Enfin Cécile épousait Houdard, et Cécile était jolie, et on savait qui Houdard était; non, cela était incroyable, et toutes les vieilles filles restées pour compte aux parents, et toutes les bossues, les borgnes, les bancales, tous les laiderons qui mouraient de consomption devant les étalages de marchands de fleurs d’oranger, clamaient une jolie chanson sur la belle et jeune épouse. La vérité était assez cruelle, elles l’ignoraient, et leurs inventions la dépassaient et bien au delà; si elles l’avaient sue, qu’auraient-elles dit?

La maison de la rue Saint-François avait repris l’allure qu’elle avait au début de cette histoire; ce n’était plus dans l’intérieur qu’un va-et-vient de couturières et de lingères… et cette fois, ainsi que le disait Tussaud:

–J’y vais tranquillement t; je bâtis sur du solide; je suis sûr de ma fille, un vrai caractère; c’est long à se décider, mais une fois que ça y est... c’est tout d’une pièce, et quand ça vous promet quelque chose on est certain de l’avoir.

Cécile était étonnamment changée, et seule, sa mère le remarquait; son charmant visage était toujours sévère, mais parfois un rayon de gaieté, gaieté singulière, déchirait le voile; éclat nerveux, saccadé, dont l’exagération vous stupéfiait; elle riait si largement de choses absurdes qu’on se demandait si la jeune fille qu’on avait jugée spirituelle dans son bagout de petite enfant gâtée, n’était pas une grande niaise imbécile. Seule, sa mère savait, et cette gaieté factice d’une heure à laquelle succédaient des journées de tristesse et des nuits d’insomnie, l’effrayait. Adèle était triste, mais on attribuait son état à la jalousie qu’elle éprouvait de voir Houdard adorer sa fille.

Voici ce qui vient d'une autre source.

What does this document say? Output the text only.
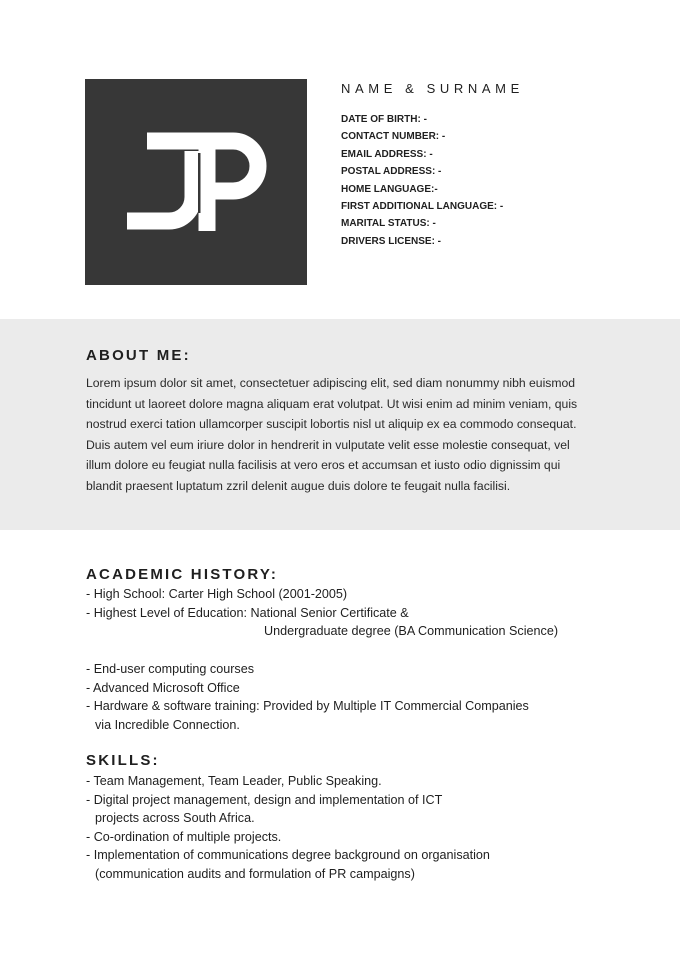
NAME & SURNAME
DATE OF BIRTH: -
CONTACT NUMBER: -
EMAIL ADDRESS: -
POSTAL ADDRESS: -
HOME LANGUAGE:-
FIRST ADDITIONAL LANGUAGE: -
MARITAL STATUS: -
DRIVERS LICENSE: -
ABOUT ME:
Lorem ipsum dolor sit amet, consectetuer adipiscing elit, sed diam nonummy nibh euismod
tincidunt ut laoreet dolore magna aliquam erat volutpat. Ut wisi enim ad minim veniam, quis
nostrud exerci tation ullamcorper suscipit lobortis nisl ut aliquip ex ea commodo consequat.
Duis autem vel eum iriure dolor in hendrerit in vulputate velit esse molestie consequat, vel
illum dolore eu feugiat nulla facilisis at vero eros et accumsan et iusto odio dignissim qui
blandit praesent luptatum zzril delenit augue duis dolore te feugait nulla facilisi.
ACADEMIC HISTORY:
- High School: Carter High School (2001-2005)
- Highest Level of Education: National Senior Certificate &
Undergraduate degree (BA Communication Science)
- End-user computing courses
- Advanced Microsoft Office
- Hardware & software training: Provided by Multiple IT Commercial Companies
via Incredible Connection.
SKILLS:
- Team Management, Team Leader, Public Speaking.
- Digital project management, design and implementation of ICT
projects across South Africa.
- Co-ordination of multiple projects.
- Implementation of communications degree background on organisation
(communication audits and formulation of PR campaigns)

Houdard avait été souvent surpris de ces accès de gaieté, et, se souvenant des dernières phrases que lui avait adressées Cécile la veille de sa tentative de suicide, il devenait rêveur. Cécile, on s’en souvient, avait répondu le soir, au moment de quitter Houdard qui lui disait:

–Voyons, ma belle petite Cécile, tout est bien arrêté maintenant, demain nous nous marions... tu n’auras pas un sourire?

–Je vous ai dit, monsieur André, qu’habituée à l’obéissance envers mon père et ma mère, j’obéirai à tout ce qu’ils croient être le bien pour moi... Mais je vous ai dit, à vous, les sentiments que vous m’inspiriez; il vous plaît de passer outre, vous serez responsable de ce qui peut arriver.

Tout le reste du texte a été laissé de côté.